Des gens de toutes ces religions et de tous ces systèmes de croyance m’ont permis d’entrer dans leur monde sans que je sois obligé de participer ou de croire. Pourtant, aujourd’hui, en Irlande, vis-à-vis de la théorie de l’identité de genre, il devient difficile d’adopter une perspective phénoménologique. Il existe une pression croissante visant à faire accepter cette théorie et à interdire toute critique.
Bien qu’il n’y ait pas de concept de divin dans la théorie de l’identité de genre, il existe des éléments qui pourraient être considérés comme religieux. Il y a des symboles [le symbole trans, différents symboles d’« identités de genre »], des chants, des drapeaux [le drapeau trans, les innombrables drapeaux des toujours plus nombreuses identités de genre, ou genres tout court], des parades [les « trans march »] et des jours « saints » [comme le TDoR, la « journée du souvenir trans »]. Il existe une croyance dans ce que l’on pourrait appeler la transsubstantiation, c’est-à-dire une croyance dans l’idée que la substance du corps peut changer d’un sexe à l’autre. La croyance en l’identité de genre implique un certain niveau de foi, car il n’y a rien de tangible pour prouver son existence qui, en tant que chose séparée du corps physique, est similaire à l’idée d’une âme.
On y retrouve également un concept de l’hérétique ou de l’infidèle [« transphobe »]. Les personnes et les organisations qui ne souscrivent pas à la théorie de l’identité de genre, ou qui la critiquent publiquement, voire la remettent en question, sont dénoncées ou ostracisées, et leurs produits et publications boycottés. Les personnes qui n’adhèrent plus à la théorie sont assimilées à des apostats.
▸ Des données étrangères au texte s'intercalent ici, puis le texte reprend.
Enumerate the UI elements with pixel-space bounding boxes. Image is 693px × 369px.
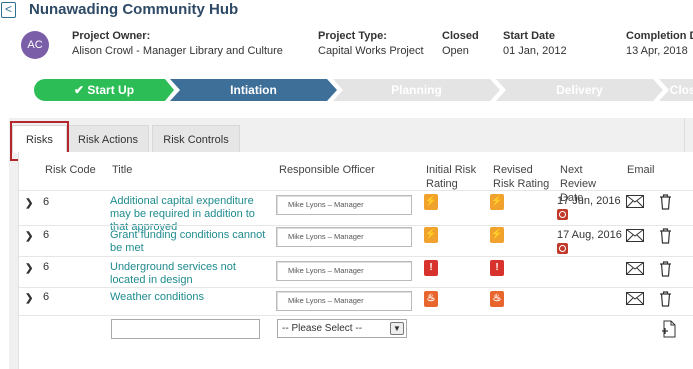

La théorie implique également un code moral et un credo centrés sur les concepts d’égalité, de diversité et d’inclusion. Il existe un clergé sous la forme de personnes issues d’organisations qui font la promotion de la théorie et qui donnent des « sermons » lors de formations et d’ateliers. Certaines personnes signalent leur adhésion à la théorie en utilisant certains mots ou expressions ou en incluant des pronoms (tels que « il »/« elle ») dans les signatures de courrier électronique ou sur leurs profils publics en ligne.